As of writing this article, Cloudera Impala does not support DDL operations -- if it comes to table creations, Cloudera Impala relies on Hive. The supported queries are a subset of Select statements available in Hive and can be run from Impala shell, which is a command line tool written again in Python. Do you see the common pattern emerging here with Google BigQuery shell?
Cloudera Impala is still in beta. According to Cloudera, it does not consider Impala as a replacement for MapReduce but as a complementary approach to MapReduce or Hive. Cloudera offers a free e-learning course on Impala; if you are interested in the details, I recommend taking it.
netcrawl,
User Rank: Exabyte Executive 12/31/2012 | 5:31:54 AM
Re: The rivals But Hadoop still the king of big data, those new entrants are still on "planning stage" they still has no proven experience and expertise. Hadoop is a well tested and proven platform.
mharden,
User Rank: Exabyte Executive 12/30/2012 | 9:24:00 PM
Re: The rivals Looks like most of the alternatives to Hadoop promoted are pretty expensive proprietary hardware based storage vendors. Everyone knows that Hadoop has its flaws but the benefits outweigh the drawbacks.
technetronic,
User Rank: Exabyte Executive 12/26/2012 | 1:31:36 PM
Re: Outside of Hadoop From a technical standpoint, where are the speed tests that compare processing solutions? Reason being are we ever going to see a one-size-fits-all or will the cloud processing market always be fragmented?

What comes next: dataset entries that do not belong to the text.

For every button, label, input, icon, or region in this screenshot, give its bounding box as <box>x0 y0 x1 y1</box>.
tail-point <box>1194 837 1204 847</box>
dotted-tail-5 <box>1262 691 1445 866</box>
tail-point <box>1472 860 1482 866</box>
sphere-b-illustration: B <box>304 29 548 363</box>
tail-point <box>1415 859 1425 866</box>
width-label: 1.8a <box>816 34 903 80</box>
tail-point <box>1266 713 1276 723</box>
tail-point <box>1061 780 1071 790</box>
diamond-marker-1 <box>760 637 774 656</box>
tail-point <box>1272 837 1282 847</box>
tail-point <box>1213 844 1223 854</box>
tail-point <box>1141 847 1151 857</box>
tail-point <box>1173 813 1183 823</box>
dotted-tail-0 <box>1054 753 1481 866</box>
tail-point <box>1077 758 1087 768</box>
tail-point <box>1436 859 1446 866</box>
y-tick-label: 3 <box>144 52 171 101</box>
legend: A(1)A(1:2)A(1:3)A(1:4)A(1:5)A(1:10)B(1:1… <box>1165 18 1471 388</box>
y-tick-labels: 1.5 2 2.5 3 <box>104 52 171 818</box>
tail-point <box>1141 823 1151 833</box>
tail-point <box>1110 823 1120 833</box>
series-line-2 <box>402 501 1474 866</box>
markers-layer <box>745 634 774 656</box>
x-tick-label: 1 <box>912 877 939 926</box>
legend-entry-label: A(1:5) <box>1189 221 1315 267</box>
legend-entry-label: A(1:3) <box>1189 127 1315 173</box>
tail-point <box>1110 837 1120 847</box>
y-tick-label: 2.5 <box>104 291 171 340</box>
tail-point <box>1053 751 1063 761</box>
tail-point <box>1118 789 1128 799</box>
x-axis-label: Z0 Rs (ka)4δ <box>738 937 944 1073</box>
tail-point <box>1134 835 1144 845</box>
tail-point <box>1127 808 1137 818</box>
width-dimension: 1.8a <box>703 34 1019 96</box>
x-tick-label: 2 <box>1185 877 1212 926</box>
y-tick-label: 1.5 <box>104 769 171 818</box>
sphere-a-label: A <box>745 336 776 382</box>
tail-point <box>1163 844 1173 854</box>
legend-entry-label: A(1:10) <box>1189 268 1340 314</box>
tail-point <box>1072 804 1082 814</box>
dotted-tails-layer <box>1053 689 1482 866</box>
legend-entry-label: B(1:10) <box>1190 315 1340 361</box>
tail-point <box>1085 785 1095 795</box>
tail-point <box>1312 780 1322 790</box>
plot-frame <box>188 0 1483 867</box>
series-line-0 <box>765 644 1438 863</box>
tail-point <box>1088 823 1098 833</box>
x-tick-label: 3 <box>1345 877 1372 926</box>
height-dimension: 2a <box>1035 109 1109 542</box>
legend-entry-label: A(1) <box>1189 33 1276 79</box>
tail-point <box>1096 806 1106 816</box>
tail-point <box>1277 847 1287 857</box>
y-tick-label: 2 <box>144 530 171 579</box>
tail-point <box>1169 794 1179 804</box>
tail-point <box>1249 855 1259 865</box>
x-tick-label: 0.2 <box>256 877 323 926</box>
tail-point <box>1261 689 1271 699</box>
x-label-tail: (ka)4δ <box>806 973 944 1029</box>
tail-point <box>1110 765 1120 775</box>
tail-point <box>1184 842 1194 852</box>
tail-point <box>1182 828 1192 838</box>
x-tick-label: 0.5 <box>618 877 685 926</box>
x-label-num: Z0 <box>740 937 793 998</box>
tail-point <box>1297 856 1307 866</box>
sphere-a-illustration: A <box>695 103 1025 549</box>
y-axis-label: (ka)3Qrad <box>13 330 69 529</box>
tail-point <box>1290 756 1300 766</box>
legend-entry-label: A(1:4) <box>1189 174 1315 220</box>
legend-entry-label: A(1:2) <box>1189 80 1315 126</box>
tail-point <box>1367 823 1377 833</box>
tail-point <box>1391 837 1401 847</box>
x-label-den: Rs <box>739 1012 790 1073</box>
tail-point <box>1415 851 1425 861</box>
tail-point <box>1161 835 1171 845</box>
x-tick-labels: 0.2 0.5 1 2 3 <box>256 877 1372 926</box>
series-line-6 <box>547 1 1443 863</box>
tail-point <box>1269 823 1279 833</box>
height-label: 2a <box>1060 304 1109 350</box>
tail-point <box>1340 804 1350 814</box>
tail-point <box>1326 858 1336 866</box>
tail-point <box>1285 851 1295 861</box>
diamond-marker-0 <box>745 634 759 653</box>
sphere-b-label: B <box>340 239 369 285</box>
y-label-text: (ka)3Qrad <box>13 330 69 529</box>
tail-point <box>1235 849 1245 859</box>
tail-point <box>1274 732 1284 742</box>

Think of the SQL ecosystem...it's giant, vibrant for decades, and lots of lessons learned/experience to help jumpstart projects. Can/will that level of commitment and understanding happen if we live in a fragmented cloud marketplace?
netcrawl,
User Rank: Exabyte Executive 12/26/2012 | 2:56:00 AM
Re: Outside of Hadoop But some companies see Hadoop as technology partner not competition, and most of them has already done some great works with Hadoop (riding on Hadoop), they're doing some sort of "piggy-back thing".
netcrawl,
User Rank: Exabyte Executive 12/26/2012 | 2:48:01 AM
Re: Outside of Hadoop But for me I still go for Hadoop, it still bring the greatest business value, lowest cost and risk, and its proven not just on paper but on real world.
netcrawl,
User Rank: Exabyte Executive 12/26/2012 | 2:45:31 AM
Re: Outside of Hadoop Competition is always good in business, it rarely allows for lasting a certain product or services, and make technology differentiation.
netcrawl,
User Rank: Exabyte Executive 12/26/2012 | 2:43:07 AM
Re: Nice to have choices. The dynamics of today's IT environment demand that companies pay attention to how they treat and handle big data challenges, there's a lot of competition in the industry, and this competition demand something big!
netcrawl,
User Rank: Exabyte Executive 12/26/2012 | 2:31:52 AM
Re: The rivals
Hadoop is still the best and most widely adopted option for extracting value from big data, it's well-positioned to become the dominant platform for big data management for the next five years Hadoop is all rage in today's tech world, and almost every tech companies used it. But challengers are coming, the closest rival-EMC's Greenplum. Green plum is owned by one of tech world's most prominent company-EMC. That spell trouble for Hadoop, EMC is the overwhelming leader in data storage and it's owned VMware, the virtualization king. I believe that Greenplum has plan or ambition to take that spot away from Hadoop. They're perfectly positioned to launch a massive salvo.